全日本大学野球選手権第3日・2回戦 亜大4―1富士大

(6月8日 神宮)
 勝負手が決まった。0―1の2回2死三塁。四球、犠打、三盗と無安打で三塁に進んだ亜大・宗接は、初球にスタートを切った。慌てた富士大・小野の投球は乱れて、本盗に成功。「失敗を恐れず思い切っていった」とガッツポーズをつくった。

 小野のクイックモーションを分析し、タイムを計り本盗の練習を繰り返していた。生田勉監督は前日に「(本盗は)誰でもいくぞ。失敗したら監督のせいだから」と説明。持ち味の機動力を生かして無安打で追い付き、6回に勝ち越した。
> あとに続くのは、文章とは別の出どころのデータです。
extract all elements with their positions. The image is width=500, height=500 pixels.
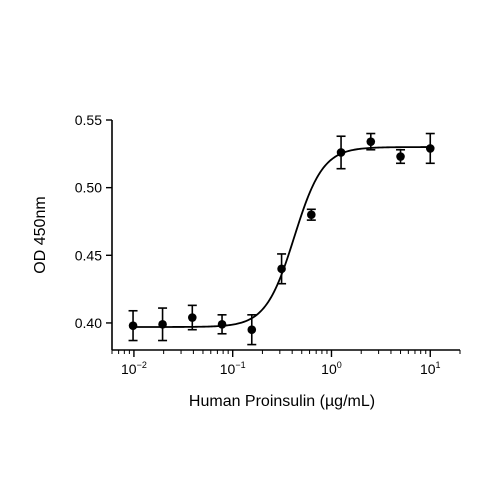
data-point bbox=[247, 325, 257, 335]
x-tick-exponent: 1 bbox=[436, 360, 441, 370]
axes bbox=[111, 120, 460, 351]
data-point bbox=[188, 313, 197, 322]
x-tick-exponent: −2 bbox=[137, 360, 147, 370]
data-point-group bbox=[247, 314, 257, 346]
x-tick-base: 10 bbox=[220, 361, 236, 377]
x-tick-label: 10−2 bbox=[121, 360, 147, 377]
data-point bbox=[366, 137, 376, 146]
data-point-group bbox=[336, 135, 346, 170]
x-axis-title: Human Proinsulin (µg/mL) bbox=[189, 393, 375, 410]
x-tick-label: 101 bbox=[420, 360, 441, 377]
x-tick-exponent: 0 bbox=[337, 360, 342, 370]
data-point-group bbox=[396, 148, 406, 165]
x-tick-base: 10 bbox=[420, 361, 436, 377]
x-tick-base: 10 bbox=[321, 361, 337, 377]
data-point bbox=[336, 148, 346, 157]
x-tick-label: 100 bbox=[321, 360, 342, 377]
data-point bbox=[396, 152, 405, 161]
data-point-group bbox=[425, 132, 435, 165]
data-point-group bbox=[366, 132, 376, 151]
data-point-group bbox=[217, 314, 227, 335]
y-axis-title: OD 450nm bbox=[32, 196, 49, 273]
fit-curve bbox=[133, 146, 431, 328]
fit-layer bbox=[133, 146, 431, 328]
data-point-group bbox=[277, 253, 287, 285]
data-point bbox=[158, 319, 167, 329]
data-point-group bbox=[128, 309, 138, 342]
x-ticks: 10−2 10−1 100 101 bbox=[111, 350, 461, 377]
y-ticks: 0.40 0.45 0.50 0.55 bbox=[75, 112, 112, 331]
data-point-group bbox=[306, 208, 316, 221]
y-tick-label: 0.45 bbox=[75, 247, 102, 263]
data-point bbox=[277, 264, 286, 274]
data-point bbox=[307, 210, 316, 220]
y-tick-label: 0.50 bbox=[75, 180, 102, 196]
x-tick-label: 10−1 bbox=[220, 360, 246, 377]
points-layer bbox=[128, 132, 435, 346]
data-point bbox=[217, 319, 227, 329]
x-tick-base: 10 bbox=[121, 361, 137, 377]
y-tick-label: 0.55 bbox=[75, 112, 102, 128]
x-tick-exponent: −1 bbox=[235, 360, 245, 370]
data-point-group bbox=[158, 307, 168, 342]
data-point bbox=[425, 144, 435, 153]
y-tick-label: 0.40 bbox=[75, 315, 102, 331]
data-point-group bbox=[187, 304, 197, 331]
data-point bbox=[128, 321, 138, 330]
宗接は「亜細亜らしい野球ができた」と胸を張った。

 刺傷され重体だったアイドルで同大3年の冨田真由さん(20)の意識が回復。リーグ制覇のウイニングボールを届け、回復を願っていたナインは「選手権の勝利球も届けよう」と誓い、準優勝した13年以来の8強進出を決めた。冨田さんがゼミの教え子の大島正克部長(68)は「優勝まで届けたい一心でみんな頑張っている」と話し、生田監督は「冨田さんに勇気を届けようと言っていた。一戦一戦頑張りたい」と気を引き締めた。 (青木 貴紀)

 ▼富士大・小野(152キロ右腕。5回2/3を3安打3失点。本盗の場面は)早く投げようとして足が引っかかってしまった。(進路は)まだ決めてません。